One thing you should do: Instead of saying "it doesn't work", say what you expected to happen, and what actually happened.

gnasher729
Feb 7, 2009, 05:08 AM
strcpy() expects pointers as arguments. So strcpy(str[0], str[1]);

should be:

strcpy(&str[0], &str[1]);

You are wrong. str [0] is an array of 40 chars. When an array is passed as a parameter to a function, it is automatically converted to a pointer to the first array element, so what is actually passed to the function is a char* pointing to the first character of the first string. The same happens with str [1].

But if you pass &str [0], then you pass a pointer to an array of forty characters. A pointer to an array of forty characters is not the same as a pointer to char, so all you achieved is making the compiler create a warning, with no guarantee that it will work anymore.

hoangluong
Feb 7, 2009, 06:15 AM
This code works perfectly fine in XCode. It compiles without any warnings, and it runs fine. What might come unexpected to you is the fact that it prints "You can't put a quart into a pint pot.", but that is because sizeof str [0] is forty, and so is sizeof str [1]. Without that if statement, it prints the second string just fine. str is an array with two elements, and each element is an array of forty chars, so each of the two array elements has size 40.

One thing you should do: Instead of saying "it doesn't work", say what you expected to happen, and what actually happened.

Hi gnasher729, thanks a lot for your help! Excellent, it all is clear to me now.

subsonix
Feb 7, 2009, 06:34 AM
But if you pass &str [0], then you pass a pointer to an array of forty characters. A pointer to an array of forty characters is not the same as a pointer to char, so all you achieved is making the compiler create a warning, with no guarantee that it will work anymore.

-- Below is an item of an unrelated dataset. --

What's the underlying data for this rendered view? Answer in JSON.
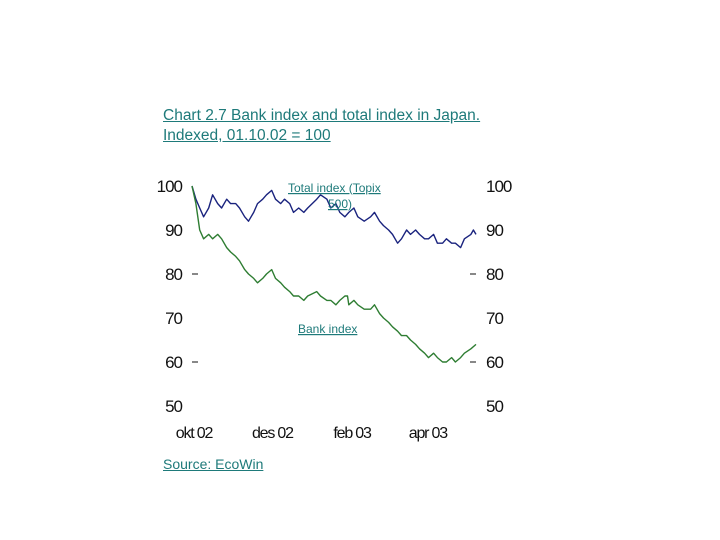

Ok, I did not get any warnings though. I compiled it using gcc in terminal

gnasher729
Feb 7, 2009, 08:10 AM
Ok, I did not get any warnings though. I compiled it using gcc in terminal

The gcc compiler has lots of options to produce warnings. When you compile with XCode, lt will turn on a few of these by default, and they are usually useful. You can manually turn on more; you should decide which ones are useful and which ones are not and turn all the useful ones on.